MODEL = "mxbai-embed-large"
HOST = "http:/localhost:11434"

In [14]:
category_embeddings = {
    category: ollama.embed(model=MODEL, input=description)["embeddings"][0]
    for category, description in categories.items()
}

# Inference
Classify the category of input text.

In [15]:
from sklearn.metrics.pairwise import cosine_similarity


def cal_similarity(v1, v2):
    return cosine_similarity([v1], [v2])


def classify(input_text: str) -> str:
    """
    Args:
        input (str): The input text that is to be classified.
    Returns:
        str: The predicted class of input text.
    """
    input_text_embedding = ollama.embed(model=MODEL, input=input_text)["embeddings"][0]
    similarities = {
        category: cal_similarity(input_text_embedding, category_embedding)
        for category, category_embedding in category_embeddings.items()
    }
    return max(similarities, key=similarities.get)


classify("Yea sure!")

'affirm'

# Evaluation

In [16]:
for sample in test_samples:
    predicted = classify(sample["text"])
    print(f'{predicted} : {sample["category"]} : {sample["text"]}')

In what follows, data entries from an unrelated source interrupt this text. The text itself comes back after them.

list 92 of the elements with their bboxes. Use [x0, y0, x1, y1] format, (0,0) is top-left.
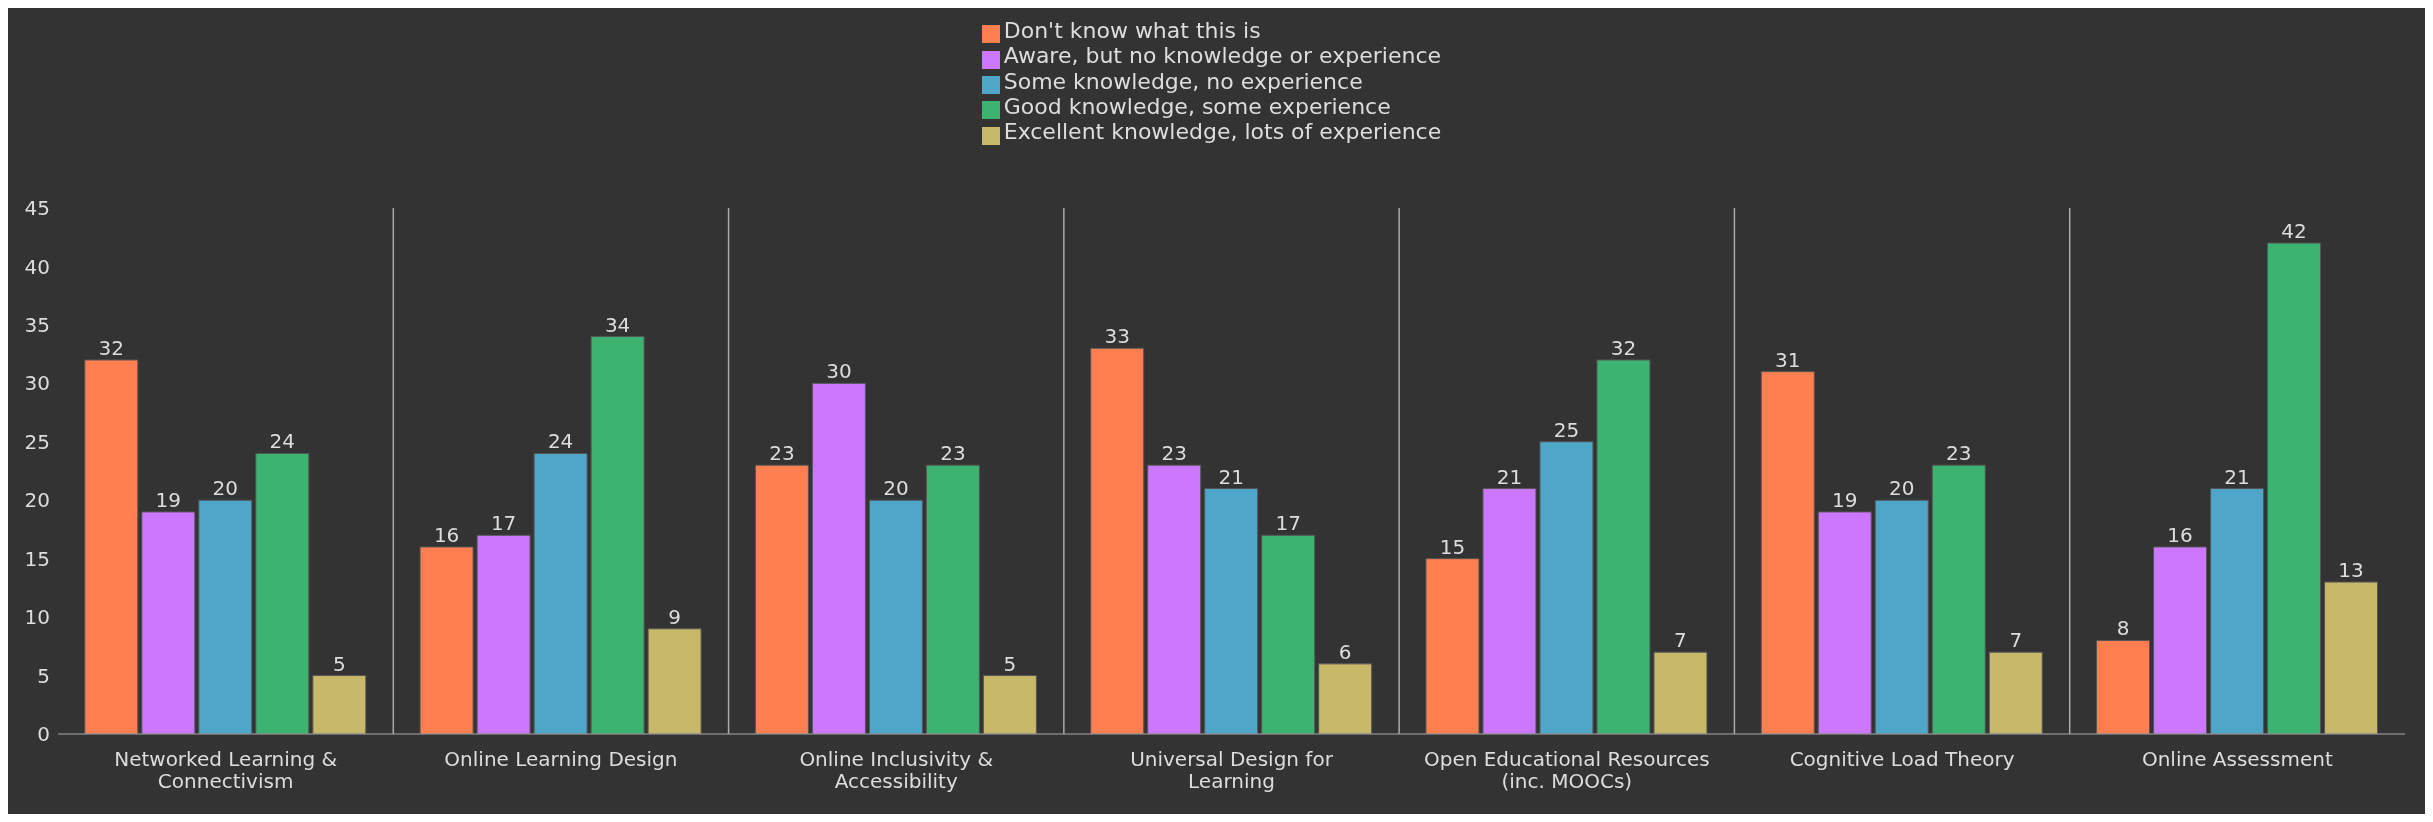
bar: [925, 464, 980, 734]
bar: [1204, 488, 1259, 734]
bar: [1147, 464, 1202, 734]
bar: [1653, 651, 1708, 734]
data-label: 23: [769, 441, 795, 466]
data-label: 8: [2116, 616, 2130, 641]
data-label: 34: [604, 312, 631, 337]
data-label: 32: [98, 335, 125, 360]
x-tick-label: Open Educational Resources (inc. MOOCs): [1423, 747, 1710, 793]
y-tick-label: 30: [24, 371, 50, 396]
data-label: 24: [269, 429, 296, 454]
bar: [198, 499, 253, 734]
x-tick-label: Online Inclusivity & Accessibility: [799, 747, 994, 793]
data-label: 16: [2167, 522, 2193, 547]
data-label: 19: [1832, 487, 1858, 512]
bar: [2210, 488, 2265, 734]
data-label: 24: [547, 429, 574, 454]
bar: [141, 511, 196, 734]
bar: [533, 452, 588, 734]
y-tick-label: 0: [37, 722, 50, 747]
bar: [1817, 511, 1872, 734]
bar: [1261, 534, 1316, 734]
y-tick-label: 5: [37, 663, 50, 688]
bar: [476, 534, 531, 734]
data-label: 9: [668, 604, 681, 629]
data-label: 23: [1161, 441, 1187, 466]
bar: [84, 359, 139, 734]
legend-label: Some knowledge, no experience: [1003, 68, 1363, 94]
y-tick-label: 45: [24, 196, 50, 221]
y-tick-label: 10: [24, 605, 50, 630]
bar: [1931, 464, 1986, 734]
data-label: 5: [332, 651, 346, 676]
bar: [590, 336, 645, 734]
data-label: 31: [1775, 347, 1801, 372]
legend-label: Excellent knowledge, lots of experience: [1003, 119, 1442, 145]
data-label: 17: [1275, 511, 1301, 536]
data-label: 21: [1496, 464, 1523, 489]
data-label: 23: [1946, 441, 1972, 466]
data-label: 25: [1553, 417, 1580, 442]
data-label: 21: [2224, 464, 2250, 489]
y-tick-label: 15: [24, 546, 50, 571]
y-tick-label: 40: [24, 254, 50, 279]
bar: [1760, 371, 1815, 734]
legend-label: Aware, but no knowledge or experience: [1003, 43, 1442, 69]
x-tick-label: Online Learning Design: [444, 747, 678, 771]
legend-label: Don't know what this is: [1003, 18, 1261, 43]
bar: [1539, 441, 1594, 734]
bar: [2324, 581, 2379, 734]
data-label: 20: [1889, 476, 1915, 501]
data-label: 15: [1439, 534, 1466, 559]
data-label: 20: [883, 476, 909, 501]
bar: [1318, 663, 1373, 734]
bar: [1874, 499, 1929, 734]
data-label: 30: [826, 359, 852, 384]
data-label: 20: [212, 476, 239, 501]
data-label: 32: [1610, 335, 1637, 360]
data-label: 19: [155, 487, 182, 512]
data-label: 6: [1338, 639, 1352, 664]
y-tick-label: 35: [24, 312, 50, 337]
bar: [1090, 347, 1145, 734]
bar: [1988, 651, 2043, 734]
bar: [982, 675, 1037, 734]
bar: [2096, 639, 2151, 734]
legend-label: Good knowledge, some experience: [1003, 93, 1391, 119]
data-label: 17: [490, 511, 517, 536]
x-tick-label: Networked Learning & Connectivism: [114, 747, 338, 793]
y-tick-label: 20: [24, 488, 50, 513]
bar: [1482, 488, 1537, 734]
data-label: 7: [1674, 628, 1687, 653]
data-label: 13: [2338, 558, 2364, 583]
bar: [255, 452, 310, 734]
data-label: 21: [1218, 464, 1244, 489]
data-label: 42: [2281, 219, 2307, 244]
data-label: 7: [2009, 628, 2023, 653]
bar: [2267, 242, 2322, 734]
bar: [2153, 546, 2208, 734]
bar: [754, 464, 809, 734]
y-tick-label: 25: [24, 429, 50, 454]
data-label: 23: [940, 441, 966, 466]
bar: [312, 675, 367, 734]
data-label: 33: [1104, 324, 1130, 349]
x-tick-label: Online Assessment: [2141, 747, 2333, 771]
data-label: 16: [433, 522, 460, 547]
bar: [868, 499, 923, 734]
bar: [811, 382, 866, 734]
bar: [1596, 359, 1651, 734]
bar: [419, 546, 474, 734]
bar: [1425, 558, 1480, 734]
data-label: 5: [1003, 651, 1017, 676]
x-tick-label: Cognitive Load Theory: [1789, 747, 2015, 771]
bar: [647, 628, 702, 734]
x-tick-label: Universal Design for Learning: [1130, 747, 1334, 793]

affirm : affirm : Yes, that makes perfect sense.
affirm : affirm : I completely agree with you.
affirm : affirm : Absolutely, that’s correct.
affirm : affirm : Sure thing, I’ll handle it.
deny : deny : No, I don’t think so.
deny : deny : That’s not what I meant at all.
deny : deny : I can’t agree with this.
deny : deny : No way, that’s incorrect.
not_sure : not_sure : I’m not sure if this is right.
not_sure : not_sure : Maybe, but I need more information.
not_sure : not_sure : It could be true, but I’m not confident.
not_sure : not_sure : I don’t know for certain.
not_sure : not_sure : Possibly, but I’ll have to think about it.
affirm : affirm : No, wait... actually, yes.
not_sure : not_sure : I don’t think I agree with that, but I’m not certain.
deny : deny : I’m sorry, I can’t do that.
not_sure : affirm : Yes, but I’m still a bit unsure.